The goal was so ambitious, and so strong – to empower Aboriginal and Torres Strait Islander people to achieve true social and economic equality within two generations.

What sort of work and projects did you do for Ganbina? Any highlights?

We did a lot of corporate events along with all the branding and helping Adrian with the positioning or public face of Ganbina. We also helped with the design of the office fit outs when Adrian moved to a new office in Shepparton. All those projects were really exciting to develop.

It always gives me a real thrill to follow the journeys of young Ganbina participants from primary school though secondary school to training or tertiary education.
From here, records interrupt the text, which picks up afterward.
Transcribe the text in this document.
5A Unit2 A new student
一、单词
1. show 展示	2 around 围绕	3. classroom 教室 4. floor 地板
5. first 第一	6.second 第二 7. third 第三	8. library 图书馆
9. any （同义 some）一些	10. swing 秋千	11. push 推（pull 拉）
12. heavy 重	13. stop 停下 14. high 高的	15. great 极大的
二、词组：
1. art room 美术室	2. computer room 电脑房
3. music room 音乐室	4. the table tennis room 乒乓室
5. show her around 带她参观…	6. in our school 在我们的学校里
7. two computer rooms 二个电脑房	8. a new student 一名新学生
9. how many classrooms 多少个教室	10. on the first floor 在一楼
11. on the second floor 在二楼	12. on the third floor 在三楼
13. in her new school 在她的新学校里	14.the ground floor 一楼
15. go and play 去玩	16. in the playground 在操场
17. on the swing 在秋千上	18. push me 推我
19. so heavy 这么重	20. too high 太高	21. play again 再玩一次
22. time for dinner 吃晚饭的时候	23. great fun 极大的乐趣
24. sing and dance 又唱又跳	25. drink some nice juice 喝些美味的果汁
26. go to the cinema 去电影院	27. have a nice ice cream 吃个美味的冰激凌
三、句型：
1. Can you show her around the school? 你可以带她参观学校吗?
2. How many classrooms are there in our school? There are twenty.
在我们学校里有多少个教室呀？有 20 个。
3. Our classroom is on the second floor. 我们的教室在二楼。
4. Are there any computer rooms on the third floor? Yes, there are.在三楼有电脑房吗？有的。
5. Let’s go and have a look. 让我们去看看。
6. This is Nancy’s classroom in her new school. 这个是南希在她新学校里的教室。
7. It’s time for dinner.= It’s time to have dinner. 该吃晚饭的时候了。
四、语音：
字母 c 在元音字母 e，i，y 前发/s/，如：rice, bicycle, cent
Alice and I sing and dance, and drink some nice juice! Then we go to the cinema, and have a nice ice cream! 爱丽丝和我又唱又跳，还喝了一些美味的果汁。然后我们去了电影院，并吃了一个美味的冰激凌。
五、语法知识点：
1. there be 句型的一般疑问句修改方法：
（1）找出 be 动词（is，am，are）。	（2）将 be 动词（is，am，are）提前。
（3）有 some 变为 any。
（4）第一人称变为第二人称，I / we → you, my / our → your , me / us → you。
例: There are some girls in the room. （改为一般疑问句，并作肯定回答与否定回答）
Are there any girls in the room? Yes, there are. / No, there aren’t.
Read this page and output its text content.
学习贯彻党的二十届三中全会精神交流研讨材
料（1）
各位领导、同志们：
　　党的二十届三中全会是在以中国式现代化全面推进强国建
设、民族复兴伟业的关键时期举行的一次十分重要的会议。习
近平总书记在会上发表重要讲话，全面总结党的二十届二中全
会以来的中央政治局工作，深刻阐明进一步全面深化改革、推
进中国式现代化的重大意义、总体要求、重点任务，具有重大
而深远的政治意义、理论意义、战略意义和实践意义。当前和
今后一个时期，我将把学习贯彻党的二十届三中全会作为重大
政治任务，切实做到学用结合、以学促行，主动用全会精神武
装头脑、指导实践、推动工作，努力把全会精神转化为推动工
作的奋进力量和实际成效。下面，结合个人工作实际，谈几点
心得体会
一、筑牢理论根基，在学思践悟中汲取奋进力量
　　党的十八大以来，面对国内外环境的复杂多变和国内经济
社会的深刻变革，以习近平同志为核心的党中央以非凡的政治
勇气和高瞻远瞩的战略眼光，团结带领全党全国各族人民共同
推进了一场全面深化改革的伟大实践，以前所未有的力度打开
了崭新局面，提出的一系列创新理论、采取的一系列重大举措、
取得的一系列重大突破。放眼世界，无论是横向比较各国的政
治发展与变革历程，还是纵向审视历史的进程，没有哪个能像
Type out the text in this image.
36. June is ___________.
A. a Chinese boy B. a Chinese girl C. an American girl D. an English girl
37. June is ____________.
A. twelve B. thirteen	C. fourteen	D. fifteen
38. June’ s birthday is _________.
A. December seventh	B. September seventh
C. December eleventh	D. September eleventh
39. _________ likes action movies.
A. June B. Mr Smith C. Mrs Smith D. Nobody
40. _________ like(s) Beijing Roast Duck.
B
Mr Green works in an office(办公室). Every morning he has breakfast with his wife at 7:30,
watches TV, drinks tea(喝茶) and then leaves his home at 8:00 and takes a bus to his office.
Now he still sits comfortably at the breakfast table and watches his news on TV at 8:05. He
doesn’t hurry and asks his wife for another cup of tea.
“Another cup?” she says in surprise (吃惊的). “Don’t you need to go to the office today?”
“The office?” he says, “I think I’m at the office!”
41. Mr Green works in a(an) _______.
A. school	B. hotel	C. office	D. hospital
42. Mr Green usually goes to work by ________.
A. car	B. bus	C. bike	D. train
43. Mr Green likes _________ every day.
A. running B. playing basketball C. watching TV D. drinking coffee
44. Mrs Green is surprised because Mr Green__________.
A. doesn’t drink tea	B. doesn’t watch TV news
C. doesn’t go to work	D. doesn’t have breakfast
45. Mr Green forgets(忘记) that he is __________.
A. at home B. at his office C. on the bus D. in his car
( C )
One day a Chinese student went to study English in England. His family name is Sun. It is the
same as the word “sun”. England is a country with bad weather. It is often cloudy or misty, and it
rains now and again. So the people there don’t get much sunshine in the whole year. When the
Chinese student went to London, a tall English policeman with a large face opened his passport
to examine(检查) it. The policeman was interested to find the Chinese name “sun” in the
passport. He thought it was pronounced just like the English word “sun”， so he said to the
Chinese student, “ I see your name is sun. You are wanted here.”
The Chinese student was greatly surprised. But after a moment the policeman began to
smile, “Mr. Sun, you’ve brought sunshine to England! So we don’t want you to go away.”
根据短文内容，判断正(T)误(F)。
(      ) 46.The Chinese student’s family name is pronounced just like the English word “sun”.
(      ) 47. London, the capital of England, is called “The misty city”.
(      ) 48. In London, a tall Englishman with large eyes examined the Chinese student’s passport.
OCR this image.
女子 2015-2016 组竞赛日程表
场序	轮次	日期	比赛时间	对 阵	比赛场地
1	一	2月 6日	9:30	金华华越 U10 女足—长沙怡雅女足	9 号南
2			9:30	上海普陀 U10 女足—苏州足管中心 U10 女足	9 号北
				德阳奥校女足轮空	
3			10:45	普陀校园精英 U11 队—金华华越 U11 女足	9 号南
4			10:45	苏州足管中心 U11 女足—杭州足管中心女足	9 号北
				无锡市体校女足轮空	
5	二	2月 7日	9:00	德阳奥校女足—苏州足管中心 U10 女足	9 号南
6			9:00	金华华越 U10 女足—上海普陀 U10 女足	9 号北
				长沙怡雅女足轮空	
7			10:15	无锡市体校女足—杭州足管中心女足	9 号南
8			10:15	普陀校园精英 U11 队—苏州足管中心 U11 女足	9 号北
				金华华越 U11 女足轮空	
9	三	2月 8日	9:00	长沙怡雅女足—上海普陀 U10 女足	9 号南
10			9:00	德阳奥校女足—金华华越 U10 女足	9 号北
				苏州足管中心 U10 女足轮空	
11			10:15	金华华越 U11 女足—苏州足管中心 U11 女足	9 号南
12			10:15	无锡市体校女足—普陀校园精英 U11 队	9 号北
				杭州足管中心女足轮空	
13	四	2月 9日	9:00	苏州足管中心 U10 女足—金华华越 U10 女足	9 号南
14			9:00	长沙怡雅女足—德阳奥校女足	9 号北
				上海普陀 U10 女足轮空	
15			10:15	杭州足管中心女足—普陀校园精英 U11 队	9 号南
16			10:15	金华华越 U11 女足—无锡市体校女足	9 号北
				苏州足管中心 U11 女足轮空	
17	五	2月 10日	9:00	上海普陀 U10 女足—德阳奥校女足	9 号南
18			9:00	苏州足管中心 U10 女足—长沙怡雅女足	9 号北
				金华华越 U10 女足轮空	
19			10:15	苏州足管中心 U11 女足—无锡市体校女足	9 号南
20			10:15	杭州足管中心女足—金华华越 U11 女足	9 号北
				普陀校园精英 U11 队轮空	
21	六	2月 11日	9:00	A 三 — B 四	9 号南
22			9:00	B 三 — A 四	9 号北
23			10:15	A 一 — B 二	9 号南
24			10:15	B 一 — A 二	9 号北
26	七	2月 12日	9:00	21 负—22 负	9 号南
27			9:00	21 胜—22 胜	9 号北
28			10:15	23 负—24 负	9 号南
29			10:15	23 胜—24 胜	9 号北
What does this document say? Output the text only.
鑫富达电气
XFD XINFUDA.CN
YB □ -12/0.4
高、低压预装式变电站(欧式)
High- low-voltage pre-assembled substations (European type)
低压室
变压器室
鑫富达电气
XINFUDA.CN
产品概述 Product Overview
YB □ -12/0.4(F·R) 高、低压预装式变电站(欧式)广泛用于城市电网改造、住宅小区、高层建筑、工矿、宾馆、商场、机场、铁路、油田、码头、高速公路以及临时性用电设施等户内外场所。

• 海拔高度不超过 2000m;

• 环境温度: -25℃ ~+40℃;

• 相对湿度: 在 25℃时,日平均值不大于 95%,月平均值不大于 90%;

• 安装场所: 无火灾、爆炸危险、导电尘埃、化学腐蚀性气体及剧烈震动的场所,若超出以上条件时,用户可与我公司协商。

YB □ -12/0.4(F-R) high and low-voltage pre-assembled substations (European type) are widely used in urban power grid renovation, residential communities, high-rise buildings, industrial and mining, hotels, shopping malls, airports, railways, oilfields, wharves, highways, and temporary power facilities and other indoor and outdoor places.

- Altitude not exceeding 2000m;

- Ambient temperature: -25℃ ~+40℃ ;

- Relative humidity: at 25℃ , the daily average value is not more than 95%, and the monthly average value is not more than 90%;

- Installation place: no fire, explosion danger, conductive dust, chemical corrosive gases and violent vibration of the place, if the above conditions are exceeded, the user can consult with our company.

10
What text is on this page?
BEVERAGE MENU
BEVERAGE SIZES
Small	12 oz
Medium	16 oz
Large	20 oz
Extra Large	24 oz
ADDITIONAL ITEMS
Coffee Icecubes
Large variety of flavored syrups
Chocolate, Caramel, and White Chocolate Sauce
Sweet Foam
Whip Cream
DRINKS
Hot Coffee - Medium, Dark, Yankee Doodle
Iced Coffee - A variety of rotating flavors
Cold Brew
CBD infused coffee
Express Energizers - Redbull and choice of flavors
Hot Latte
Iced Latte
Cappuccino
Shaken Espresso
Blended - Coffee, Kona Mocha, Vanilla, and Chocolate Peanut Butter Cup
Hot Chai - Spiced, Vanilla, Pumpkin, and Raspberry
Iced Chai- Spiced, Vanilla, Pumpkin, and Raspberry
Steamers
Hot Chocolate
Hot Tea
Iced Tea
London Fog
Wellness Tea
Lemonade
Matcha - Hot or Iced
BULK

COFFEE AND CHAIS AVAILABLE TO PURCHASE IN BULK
Hearing them speak at public functions is so rewarding – they are so confident and accomplished and so committed to giving back to their communities. They are living proof that Ganbina’s approach works.

What have you learnt about the Aboriginal and Torres Strait Islander community and Aboriginal and Torres Strait Islander youth in Shepparton since you’ve been involved with Ganbina?

The whole issue of Indigenous disadvantage. I was aware of it, but I didn’t know the reasons for it. I really come to understand how it’s a legacy that is handed down generation to generation. It was an education for myself absolutely.

The roots of Indigenous disadvantage go a long way back and are very complex. There is no easy fix, it will take time and the work, dedication and patience of organisations like Ganbina to change it. That given the right guidance and opportunities, young Indigenous people can do anything. I’ve never forgotten a quote from one Ganbina participant who said: “Ganbina showed me how to look forward to the future and that’s something I never thought of as a kid. They helped me believe in a better tomorrow.”

What do you hope to see for Ganbina in the future, as it goes into its second generation?

I’m really excited about the Expansion Project. It was such a milestone when Ganbina started the Expansion Project in 2018 I think? Ganbina has a model that any Indigenous community can use and it’s proven that it works. To see that expand around Australia – I tell my friends about Ganbina and they all say, God – why isn’t that everywhere? It’s such a strong program and the model has real merit and is proven to work.

The Expansion Project is fantastic because it’s just helping Indigenous kids everywhere, it’s such a brilliant concept in my view. The most rewarding thing for me is watching the kids come through and seeing them as young children and then seeing them change so much. They go through the program and they develop such confidence in their own abilities. It’s just so inspiring and I love seeing that, you get to see them go onto further training or university, they get jobs – they are also so passionate about giving back to their community. I find that totally inspiring and to me that is the real rewarding part of the program, watching those Agents of Change in action.

I hope one day that there are Ganbina models up and running all over the country.